Although there is no data on how much of the population is suffering from this recent disease, experts say that as climate-related problems grow, so will the number of people experiencing eco-anxiety. In fact, one of the pioneering reports on the psychological impact of climate change (Mental Health and Our Changing Climate: Impacts, Implications and Guidance, APA (2017)) already warned that public concern was growing.

How eco-anxiety affects people

Eco-anxiety does not affect everyone equally. In fact, it tends to be more prevalent among people who are more aware about the protection of the environment. The symptoms include the following: slight cases of anxiety, stress, sleep disturbances, nervousness, etc. In the more serious cases, eco-anxiety can cause a sensation of suffocation or even depression. Among the latter group, it is quite common for people to express a strong sense of guilt about the situation of the planet, which can be aggravated, among those who have children, when thinking about their future.

How does climate change affect physical, mental and community health?

  SEE INFOGRAPHIC: How does climate change affect physical, mental and community health? [PDF]

Eco-anxiety is a new concept, but it is closely linked to another, solastalgia, which the medical journal Lancet already included in 2015 as a term related to the impact of climate change on human well-being. Solastalgia, which is also not considered a disease, was coined by the Australian philosopher Glenn Albrecht and defines the set of psychological disorders that occur in a native population following destructive changes in their territory, whether as a result of human activities or the climate.

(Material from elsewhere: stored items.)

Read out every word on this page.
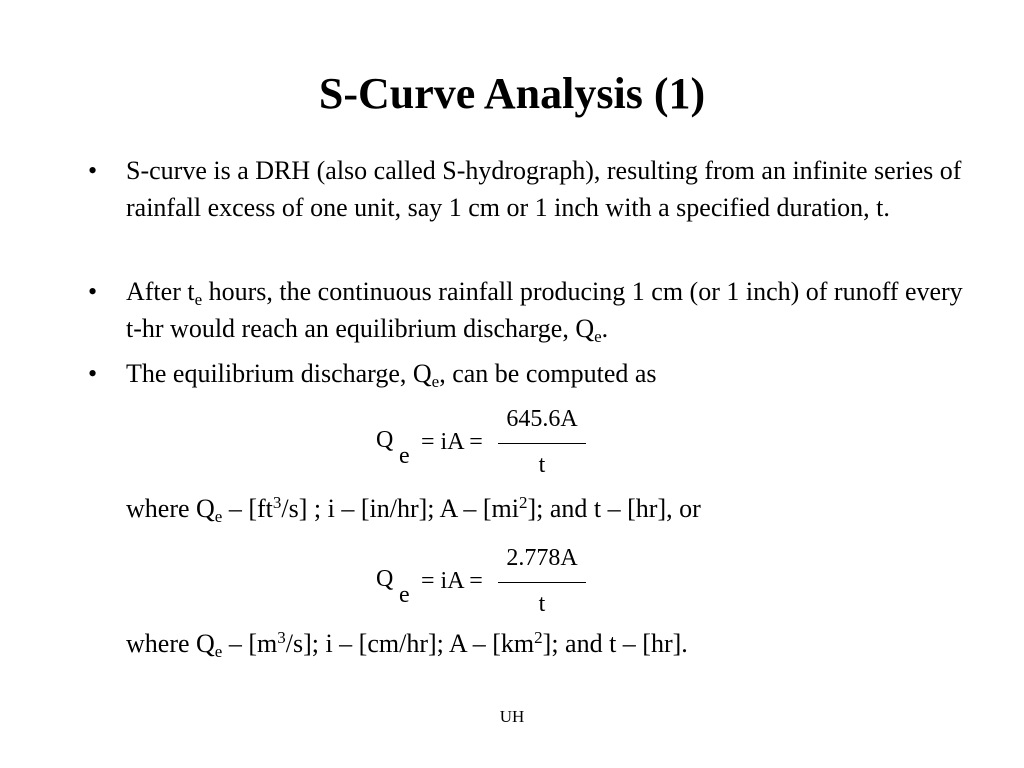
S-Curve Analysis (1)
• S-curve is a DRH (also called S-hydrograph), resulting from an infinite series of rainfall excess of one unit, say 1 cm or 1 inch with a specified duration, t.
• After $t_e$ hours, the continuous rainfall producing 1 cm (or 1 inch) of runoff every t-hr would reach an equilibrium discharge, $Q_e$.
• The equilibrium discharge, $Q_e$, can be computed as
Q
e
= iA =
645.6A
t
where $Q_e - [ft^3/s]$ ; i – [in/hr]; A – $[mi^2]$; and t – [hr], or
Q
e
= iA =
2.778A
t
where $Q_e - [m^3/s]$; i – [cm/hr]; A – $[km^2]$; and t – [hr].
UH
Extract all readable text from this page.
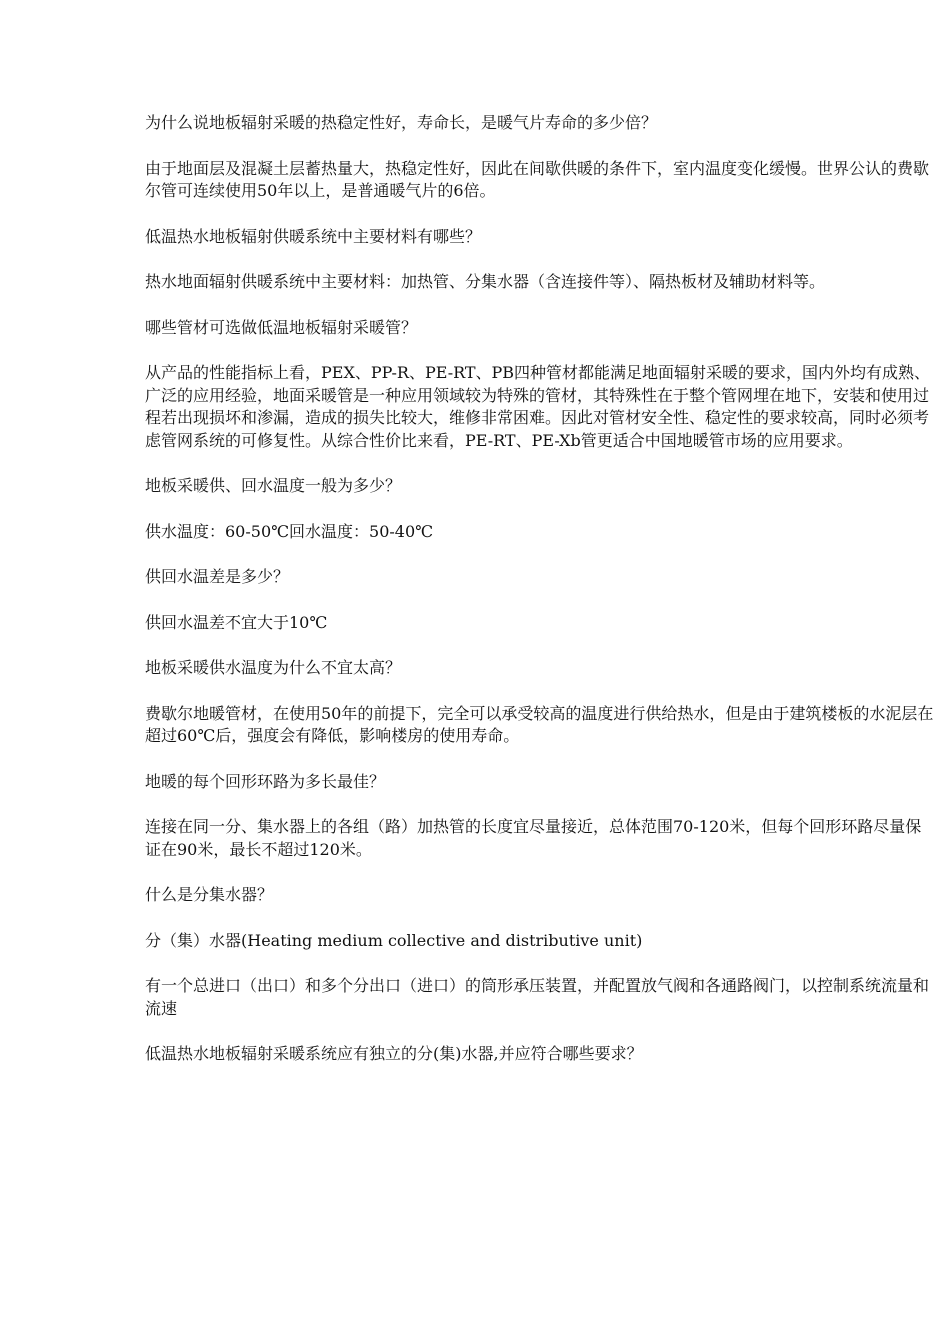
为什么说地板辐射采暖的热稳定性好，寿命长，是暖气片寿命的多少倍？

由于地面层及混凝土层蓄热量大，热稳定性好，因此在间歇供暖的条件下，室内温度变化缓慢。世界公认的费歇尔管可连续使用50年以上，是普通暖气片的6倍。

低温热水地板辐射供暖系统中主要材料有哪些？

热水地面辐射供暖系统中主要材料：加热管、分集水器（含连接件等）、隔热板材及辅助材料等。

哪些管材可选做低温地板辐射采暖管？

从产品的性能指标上看，PEX、PP-R、PE-RT、PB四种管材都能满足地面辐射采暖的要求，国内外均有成熟、广泛的应用经验，地面采暖管是一种应用领域较为特殊的管材，其特殊性在于整个管网埋在地下，安装和使用过程若出现损坏和渗漏，造成的损失比较大，维修非常困难。因此对管材安全性、稳定性的要求较高，同时必须考虑管网系统的可修复性。从综合性价比来看，PE-RT、PE-Xb管更适合中国地暖管市场的应用要求。

地板采暖供、回水温度一般为多少？

供水温度：60-50℃回水温度：50-40℃

供回水温差是多少？

供回水温差不宜大于10℃

地板采暖供水温度为什么不宜太高？

费歇尔地暖管材，在使用50年的前提下，完全可以承受较高的温度进行供给热水，但是由于建筑楼板的水泥层在超过60℃后，强度会有降低，影响楼房的使用寿命。

地暖的每个回形环路为多长最佳？

连接在同一分、集水器上的各组（路）加热管的长度宜尽量接近，总体范围70-120米，但每个回形环路尽量保证在90米，最长不超过120米。

什么是分集水器？

分（集）水器(Heating medium collective and distributive unit)

有一个总进口（出口）和多个分出口（进口）的筒形承压装置，并配置放气阀和各通路阀门，以控制系统流量和流速

低温热水地板辐射采暖系统应有独立的分(集)水器,并应符合哪些要求？
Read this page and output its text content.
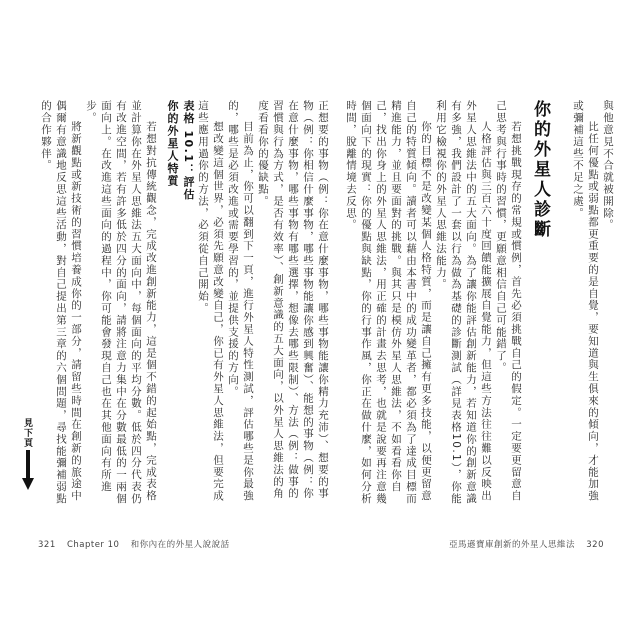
與他意見不合就被開除。

比任何優點或弱點都更重要的是自覺，要知道與生俱來的傾向，才能加強或彌補這些不足之處。

你的外星人診斷

若想挑戰現存的常規或慣例，首先必須挑戰自己的假定。一定要更留意自己思考與行事時的習慣，更願意相信自己可能錯了。

人格評估與三百六十度回饋能擴展自覺能力，但這些方法往往難以反映出外星人思維法中的五大面向。為了讓你能評估創新能力，若知道你的創新意識有多強，我們設計了一套以行為做為基礎的診斷測試（詳見表格10.1），你能利用它檢視你的外星人思維法能力。

你的目標不是改變某個人格特質，而是讓自己擁有更多技能，以便更留意自己的特質傾向。讀者可以藉由本書中的成功變革者，都必須為了達成目標而精進能力，並且要面對的挑戰。與其只是模仿外星人思維法，不如看看你自己，找出你身上的外星人思維法，用正確的計畫去思考，也就是說要再注意幾個面向下的現實：你的優點與缺點，你的行事作風，你正在做什麼，如何分析時間，脫離情境去反思。

正想要的事物（例：你在意什麼事物，哪些事物能讓你精力充沛）、想要的事物（例：你相信什麼事物，哪些事物能讓你感到興奮）、能想的事物（例：你在意什麼事物，哪些事物有哪些選擇，想像去哪些限制）、方法（例：做事的習慣與行為方式，是否有效率）、創新意識的五大面向，以外星人思維法的角度看看你的優缺點。

目前為止，你可以翻到下一頁，進行外星人特性測試，評估哪些是你最強的，哪些是必須改進或需要學習的，並提供支援的方向。

想改變這個世界，必須先願意改變自己，你已有外星人思維法，但要完成這些應用過你的方法，必須從自己開始。

表格 10.1：評估
你的外星人特質

若想對抗傳統觀念，完成改進創新能力，這是個不錯的起始點，完成表格並計算你在外星人思維法五大面向中，每個面向的平均分數。低於四分代表仍有改進空間，若有許多低於四分的面向，請將注意力集中在分數最低的一兩個面向上。在改進這些面向的過程中，你可能會發現自己也在其他面向有所進步。

將新觀點或新技術的習慣培養成你的一部分，請留些時間在創新的旅途中偶爾有意識地反思這些活動，對自己提出第三章的六個問題，尋找能彌補弱點的合作夥伴。

見下頁
321 Chapter 10 和你內在的外星人說說話	亞馬遜寶庫創新的外星人思維法 320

Solastalgia therefore affects people who have already suffered the consequences of a natural disaster and this what differentiates it from eco-anxiety. According to a report by MIT (Massachusetts Institute of Technology) among survivors of Hurricane Katrina in 2005, people who have suffered a natural disaster are 4% more likely to have a mental illness, in addition to suffering from post-traumatic stress or depression.

Tips for overcoming eco-anxiety

The effects of eco-anxiety can be minimised like any other anxiety-related disorder, i.e. by looking for the positive side in any circumstance, working on emotional regulation in the face of one's own impulses, developing resilience in order to face adversities, etc. Another key factor, at least to reduce the feeling of guilt, is to do our bit in caring for the planet, promoting a sustainable lifestyle both in ourselves and in others. Here are some tips.

  Knowing the enemy is fundamental and that is where climate change education comes in. Raise your own and others' awareness of the problem.

  Commit to responsible consumption and recycling to protect the environment as much as possible. Also reduce your plastics consumption.

  Do sustainable activities, such as setting up an urban garden or plogging (going running and picking up plastic from the ground).

  Commit to sustainable mobility and sustainable food. Your health and that of the planet will be grateful.

  Avoid those little things that pollute, such as leaving the tap running or throwing chewing gum on the ground, because even the smallest detail counts.

One piece of positive news in the fight against eco-anxiety is that climate problems are causing a change in awareness of the need to take care of the planet among a large part of the population. According to a survey conducted by global trends company WGSN, 90% of global respondents said that thinking about the climate crisis makes them feel uncomfortable about their future, something that, especially for younger people, is transformed into a kind of green activism represented by the iconic Greta Thunberg, which suggests a more prosperous future for the planet.